The National Oceanic and Atmospheric Administration (NOAA) has updated their forecast of this year’s hurricane season. The original outlook was issued in May in which the agency noted that the current season would be more active than usual. Several major storms have already formed in the Atlantic Ocean, with some making landfall in Florida and Texas. None have cause any major damage, thus far, but that may change during this month as NOAA predicts as many as five category 3 hurricanes to form offshore.
According to Gerry Bell, Ph.D., the lead seasonal forecaster for the Climate Prediction Center, a branch of the National Weather Service, the Atlantic Ocean is “primed for high hurricane activity.” This heightened activity will begin in August and last until October. Bell expects that the storms in October will be more frequent and more destructive than those seen so far this season.
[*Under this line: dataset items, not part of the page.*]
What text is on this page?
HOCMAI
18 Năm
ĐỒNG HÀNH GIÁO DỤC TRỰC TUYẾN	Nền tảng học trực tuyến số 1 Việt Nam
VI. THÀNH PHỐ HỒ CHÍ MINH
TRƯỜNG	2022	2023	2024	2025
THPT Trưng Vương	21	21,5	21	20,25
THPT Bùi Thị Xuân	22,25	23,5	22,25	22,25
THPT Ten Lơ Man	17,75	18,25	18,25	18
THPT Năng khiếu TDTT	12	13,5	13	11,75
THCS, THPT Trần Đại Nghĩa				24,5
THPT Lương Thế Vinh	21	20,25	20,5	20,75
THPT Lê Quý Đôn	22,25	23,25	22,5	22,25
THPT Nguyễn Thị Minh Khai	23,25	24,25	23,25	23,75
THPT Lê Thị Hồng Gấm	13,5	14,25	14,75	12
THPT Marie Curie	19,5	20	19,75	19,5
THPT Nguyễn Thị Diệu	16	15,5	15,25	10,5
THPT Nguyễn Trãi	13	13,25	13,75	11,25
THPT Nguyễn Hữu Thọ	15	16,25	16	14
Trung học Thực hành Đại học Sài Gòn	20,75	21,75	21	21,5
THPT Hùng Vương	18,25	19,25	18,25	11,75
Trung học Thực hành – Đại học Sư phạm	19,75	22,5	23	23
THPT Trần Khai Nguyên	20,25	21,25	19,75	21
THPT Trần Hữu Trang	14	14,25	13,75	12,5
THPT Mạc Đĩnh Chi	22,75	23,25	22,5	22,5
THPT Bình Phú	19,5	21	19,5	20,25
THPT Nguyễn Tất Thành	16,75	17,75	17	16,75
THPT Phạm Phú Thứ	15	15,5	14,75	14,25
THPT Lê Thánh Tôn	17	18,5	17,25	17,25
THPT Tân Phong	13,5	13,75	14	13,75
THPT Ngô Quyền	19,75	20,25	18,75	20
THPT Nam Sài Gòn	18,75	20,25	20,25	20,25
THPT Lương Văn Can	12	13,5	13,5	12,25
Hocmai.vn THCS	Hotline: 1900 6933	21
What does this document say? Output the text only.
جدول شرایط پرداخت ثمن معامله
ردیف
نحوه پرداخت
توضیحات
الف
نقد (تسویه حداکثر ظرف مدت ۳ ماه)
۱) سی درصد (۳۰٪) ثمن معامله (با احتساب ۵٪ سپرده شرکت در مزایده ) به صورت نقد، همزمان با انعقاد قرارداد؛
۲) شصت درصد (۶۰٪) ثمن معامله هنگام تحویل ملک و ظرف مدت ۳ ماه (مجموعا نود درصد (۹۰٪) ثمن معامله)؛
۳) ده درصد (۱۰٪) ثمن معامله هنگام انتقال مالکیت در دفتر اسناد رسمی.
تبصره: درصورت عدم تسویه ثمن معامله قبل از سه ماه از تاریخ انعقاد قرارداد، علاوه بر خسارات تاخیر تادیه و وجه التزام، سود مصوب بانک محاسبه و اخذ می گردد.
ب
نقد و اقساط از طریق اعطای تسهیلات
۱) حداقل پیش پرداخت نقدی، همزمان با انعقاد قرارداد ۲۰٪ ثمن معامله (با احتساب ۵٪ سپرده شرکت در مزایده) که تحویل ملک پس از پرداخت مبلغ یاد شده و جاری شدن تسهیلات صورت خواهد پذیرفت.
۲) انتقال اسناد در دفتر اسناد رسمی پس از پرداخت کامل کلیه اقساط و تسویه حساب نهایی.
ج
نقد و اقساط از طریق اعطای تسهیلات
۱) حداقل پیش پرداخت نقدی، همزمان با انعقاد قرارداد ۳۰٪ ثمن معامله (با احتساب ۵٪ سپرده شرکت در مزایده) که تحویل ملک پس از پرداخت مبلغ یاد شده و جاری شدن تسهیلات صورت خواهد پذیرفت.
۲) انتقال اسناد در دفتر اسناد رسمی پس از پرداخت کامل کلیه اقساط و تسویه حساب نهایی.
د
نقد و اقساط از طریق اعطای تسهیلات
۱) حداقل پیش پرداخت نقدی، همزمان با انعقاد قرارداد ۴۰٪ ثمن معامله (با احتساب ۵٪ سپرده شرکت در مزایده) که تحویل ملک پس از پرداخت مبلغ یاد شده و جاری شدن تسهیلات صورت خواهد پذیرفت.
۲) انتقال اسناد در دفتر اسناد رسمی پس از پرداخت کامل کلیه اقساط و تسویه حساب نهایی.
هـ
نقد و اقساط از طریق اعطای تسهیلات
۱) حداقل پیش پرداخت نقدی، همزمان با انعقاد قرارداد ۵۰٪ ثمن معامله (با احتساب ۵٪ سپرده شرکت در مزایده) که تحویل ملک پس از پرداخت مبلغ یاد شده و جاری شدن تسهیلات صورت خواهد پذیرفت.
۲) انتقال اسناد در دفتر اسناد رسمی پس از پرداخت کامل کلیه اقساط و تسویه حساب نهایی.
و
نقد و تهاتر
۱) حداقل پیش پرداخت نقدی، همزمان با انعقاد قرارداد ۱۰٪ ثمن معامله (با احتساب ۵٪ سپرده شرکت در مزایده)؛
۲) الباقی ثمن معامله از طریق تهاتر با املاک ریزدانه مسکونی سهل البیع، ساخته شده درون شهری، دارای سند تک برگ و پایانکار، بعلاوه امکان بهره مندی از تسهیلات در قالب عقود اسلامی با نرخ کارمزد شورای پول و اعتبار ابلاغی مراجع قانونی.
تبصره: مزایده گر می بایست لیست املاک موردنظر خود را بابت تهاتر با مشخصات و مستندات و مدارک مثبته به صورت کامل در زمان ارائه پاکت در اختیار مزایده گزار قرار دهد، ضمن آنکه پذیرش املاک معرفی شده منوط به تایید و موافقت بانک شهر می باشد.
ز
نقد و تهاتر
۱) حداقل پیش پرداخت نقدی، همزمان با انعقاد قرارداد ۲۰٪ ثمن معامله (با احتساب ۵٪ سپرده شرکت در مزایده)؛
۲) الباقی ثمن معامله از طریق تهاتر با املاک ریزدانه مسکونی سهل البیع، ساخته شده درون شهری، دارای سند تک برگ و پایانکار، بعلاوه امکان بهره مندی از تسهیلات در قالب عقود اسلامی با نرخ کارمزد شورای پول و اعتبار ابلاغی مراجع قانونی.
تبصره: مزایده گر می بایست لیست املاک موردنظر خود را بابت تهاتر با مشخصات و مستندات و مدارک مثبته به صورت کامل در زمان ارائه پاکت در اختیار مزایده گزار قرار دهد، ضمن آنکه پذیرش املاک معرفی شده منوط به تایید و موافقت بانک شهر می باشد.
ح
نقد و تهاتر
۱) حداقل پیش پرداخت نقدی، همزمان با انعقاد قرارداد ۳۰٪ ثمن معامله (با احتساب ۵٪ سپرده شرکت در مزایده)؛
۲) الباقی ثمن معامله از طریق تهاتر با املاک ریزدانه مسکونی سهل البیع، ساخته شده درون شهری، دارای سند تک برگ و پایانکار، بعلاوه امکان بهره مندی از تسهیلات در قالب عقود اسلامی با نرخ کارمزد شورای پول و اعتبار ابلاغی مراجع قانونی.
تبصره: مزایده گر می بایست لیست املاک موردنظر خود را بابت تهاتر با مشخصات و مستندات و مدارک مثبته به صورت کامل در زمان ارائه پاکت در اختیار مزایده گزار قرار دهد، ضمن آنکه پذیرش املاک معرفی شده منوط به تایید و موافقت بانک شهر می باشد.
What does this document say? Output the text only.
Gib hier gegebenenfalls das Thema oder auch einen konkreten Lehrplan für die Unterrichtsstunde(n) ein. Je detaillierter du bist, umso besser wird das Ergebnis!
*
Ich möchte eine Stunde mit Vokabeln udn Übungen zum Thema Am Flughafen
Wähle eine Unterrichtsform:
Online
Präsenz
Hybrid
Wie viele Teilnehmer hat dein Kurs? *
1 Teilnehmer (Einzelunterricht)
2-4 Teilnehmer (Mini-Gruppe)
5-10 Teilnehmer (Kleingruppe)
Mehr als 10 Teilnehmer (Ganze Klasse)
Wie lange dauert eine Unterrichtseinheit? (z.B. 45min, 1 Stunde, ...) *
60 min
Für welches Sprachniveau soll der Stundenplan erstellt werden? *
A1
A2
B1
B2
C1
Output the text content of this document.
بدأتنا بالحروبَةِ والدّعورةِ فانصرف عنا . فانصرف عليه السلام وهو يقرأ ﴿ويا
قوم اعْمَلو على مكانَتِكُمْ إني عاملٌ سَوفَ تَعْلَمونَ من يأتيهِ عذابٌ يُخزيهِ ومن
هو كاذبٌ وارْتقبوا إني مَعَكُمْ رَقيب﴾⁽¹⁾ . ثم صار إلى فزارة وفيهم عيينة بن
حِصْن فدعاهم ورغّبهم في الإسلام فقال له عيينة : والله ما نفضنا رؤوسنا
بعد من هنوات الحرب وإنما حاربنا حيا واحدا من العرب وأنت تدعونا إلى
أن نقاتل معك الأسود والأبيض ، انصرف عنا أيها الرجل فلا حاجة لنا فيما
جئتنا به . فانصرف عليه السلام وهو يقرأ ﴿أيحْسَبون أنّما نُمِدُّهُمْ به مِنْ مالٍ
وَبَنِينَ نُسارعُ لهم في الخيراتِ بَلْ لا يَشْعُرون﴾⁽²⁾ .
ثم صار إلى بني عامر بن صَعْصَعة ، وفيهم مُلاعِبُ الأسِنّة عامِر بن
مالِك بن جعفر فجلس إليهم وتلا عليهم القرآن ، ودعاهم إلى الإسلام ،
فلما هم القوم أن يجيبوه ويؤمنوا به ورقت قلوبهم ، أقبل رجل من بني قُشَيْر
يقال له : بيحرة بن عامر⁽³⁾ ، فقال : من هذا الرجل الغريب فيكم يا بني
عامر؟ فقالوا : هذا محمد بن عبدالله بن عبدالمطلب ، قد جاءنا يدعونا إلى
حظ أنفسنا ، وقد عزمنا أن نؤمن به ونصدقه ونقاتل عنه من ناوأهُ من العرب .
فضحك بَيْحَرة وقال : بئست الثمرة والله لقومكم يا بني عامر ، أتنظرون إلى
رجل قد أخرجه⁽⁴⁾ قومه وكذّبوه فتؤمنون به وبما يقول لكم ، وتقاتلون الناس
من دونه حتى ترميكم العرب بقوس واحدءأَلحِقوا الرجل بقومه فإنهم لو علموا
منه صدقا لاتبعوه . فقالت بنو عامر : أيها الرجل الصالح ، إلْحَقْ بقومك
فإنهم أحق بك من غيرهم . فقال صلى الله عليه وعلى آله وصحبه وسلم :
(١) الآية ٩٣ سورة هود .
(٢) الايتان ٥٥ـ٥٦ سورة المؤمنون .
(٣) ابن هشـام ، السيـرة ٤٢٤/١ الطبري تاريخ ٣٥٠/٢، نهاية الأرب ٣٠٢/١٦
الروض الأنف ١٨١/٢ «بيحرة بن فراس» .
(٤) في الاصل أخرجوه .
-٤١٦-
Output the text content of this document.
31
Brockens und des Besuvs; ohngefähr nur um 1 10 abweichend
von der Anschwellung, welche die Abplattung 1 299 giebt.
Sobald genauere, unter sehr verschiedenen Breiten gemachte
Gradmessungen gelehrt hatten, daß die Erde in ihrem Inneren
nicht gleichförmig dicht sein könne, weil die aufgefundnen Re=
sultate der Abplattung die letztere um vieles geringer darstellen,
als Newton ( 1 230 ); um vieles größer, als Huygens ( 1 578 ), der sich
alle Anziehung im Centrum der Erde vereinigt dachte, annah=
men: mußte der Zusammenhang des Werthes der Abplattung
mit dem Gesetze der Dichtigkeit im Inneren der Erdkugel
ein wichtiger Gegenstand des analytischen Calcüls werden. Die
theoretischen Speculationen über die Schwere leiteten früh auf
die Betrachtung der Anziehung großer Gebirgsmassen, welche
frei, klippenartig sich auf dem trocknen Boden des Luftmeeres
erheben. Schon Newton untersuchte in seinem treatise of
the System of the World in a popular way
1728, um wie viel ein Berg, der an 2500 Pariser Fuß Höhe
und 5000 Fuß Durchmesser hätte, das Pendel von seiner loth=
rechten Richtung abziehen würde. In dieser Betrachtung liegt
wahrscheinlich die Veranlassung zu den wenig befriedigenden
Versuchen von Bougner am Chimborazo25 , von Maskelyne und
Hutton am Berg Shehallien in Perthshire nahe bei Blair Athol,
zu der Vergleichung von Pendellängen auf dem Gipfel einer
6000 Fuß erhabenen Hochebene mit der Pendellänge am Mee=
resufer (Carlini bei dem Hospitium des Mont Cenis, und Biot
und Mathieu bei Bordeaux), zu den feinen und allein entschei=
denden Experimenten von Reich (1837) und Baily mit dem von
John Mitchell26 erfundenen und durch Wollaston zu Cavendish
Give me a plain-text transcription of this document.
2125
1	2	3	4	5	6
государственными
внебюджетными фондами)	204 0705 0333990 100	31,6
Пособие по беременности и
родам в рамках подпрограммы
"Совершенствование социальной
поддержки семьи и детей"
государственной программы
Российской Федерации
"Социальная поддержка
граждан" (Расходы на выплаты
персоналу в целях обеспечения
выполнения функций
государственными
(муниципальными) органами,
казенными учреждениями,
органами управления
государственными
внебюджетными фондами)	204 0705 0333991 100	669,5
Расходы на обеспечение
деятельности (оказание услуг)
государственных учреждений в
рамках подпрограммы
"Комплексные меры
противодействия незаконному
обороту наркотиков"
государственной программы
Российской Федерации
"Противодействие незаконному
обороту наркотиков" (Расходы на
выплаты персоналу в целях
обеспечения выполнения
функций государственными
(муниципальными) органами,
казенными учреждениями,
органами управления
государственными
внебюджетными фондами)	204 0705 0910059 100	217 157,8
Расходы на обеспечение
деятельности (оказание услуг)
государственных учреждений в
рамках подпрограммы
NOAA’s original forecasts were supported by 65% certainty that this season would host major activity. As the agency updates its predictions, their confidence in their forecasts has risen to 85%.
So far, five tropical storms have formed off shore. Of those, tropical storm Emily continues to gain momentum and show signs of developing into a major hurricane as it approaches the U.S. Insurance companies continue to keep a wary eye on the sea, as any major disaster could pose severe losses that could shake the nation’s insurance industry as a whole.